The music stops, and Veronika vanishes. He sits up. The model at the foot of the bed bleeds away and is a long time restoring itself. Somewhere above him, the voice of a young man starts speaking in French about coal.
Out
For a split second, the space around Werner tears in half, as though the last molecules of oxygen have been ripped out of it. Then shards of stone and wood and metal streak past, ringing against his helmet, sizzling into the wall behind them, and Volkheimer’s barricade collapses, and everywhere in the darkness, things scuttle and slide, and he cannot find any air to breathe. But the detonation creates some tectonic shift in the building’s rubble, and there is a snap followed by multiple cascades in the darkness. When Werner stops coughing and pushes the debris off his chest, he finds Volkheimer staring up at a single sheared hole of purple light.
Sky. Night sky.
A shaft of starlight slices through the dust and drops along the edge of a mound of rubble to the floor. For a moment Werner inhales it. Then Volkheimer urges him back and climbs halfway up the ruined staircase and begins whaling away at the edges of the hole with a piece of rebar. The iron clangs and his hands lacerate and his six-day beard glows white with dust, but Werner can see that Volkheimer makes quick progress: the sliver of light becomes a violet wedge, wider across than two of Werner’s hands.

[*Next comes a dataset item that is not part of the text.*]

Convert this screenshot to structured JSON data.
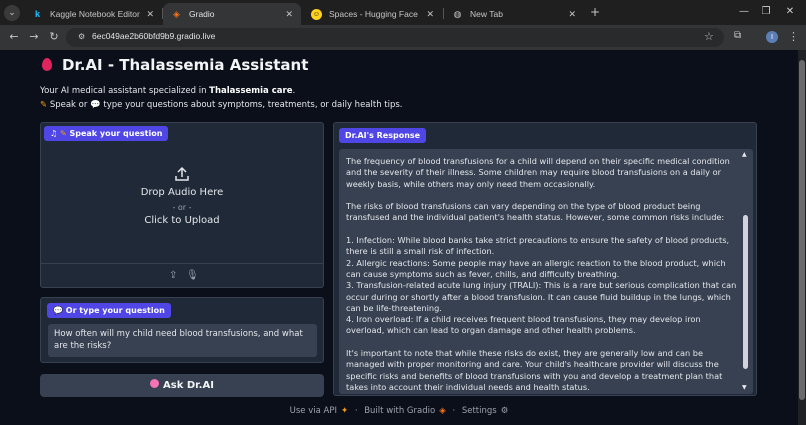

With one more blow, Volkheimer manages to pulverize a big slab of debris, much of it crashing onto his helmet and shoulders, and then it is simply a matter of scrabbling and climbing. He squeezes his upper body through the hole, his shoulders scraping on the edges, his jacket tearing, hips twisting, and then he’s through. He reaches down for Werner, his canvas duffel, and the rifle, and pulls them all up.
They kneel atop what was once an alley. Starlight hangs over everything. No moon Werner can see. Volkheimer turns his bleeding palms up as though to catch the air, to let it seep into his skin like rainwater.
Only two walls of the hotel stand, joined at the corner, bits of plaster attached to the inner wall. Beyond it, houses display their interiors to the night. The rampart behind the hotel remains, though many of its embrasures along the top have been shattered. The sea presents a barely audible wash on the other side. Everything else is rubble and silence. Starlight rains onto every crenellation. How many men decompose in the piles of stone before them? Nine. Maybe more.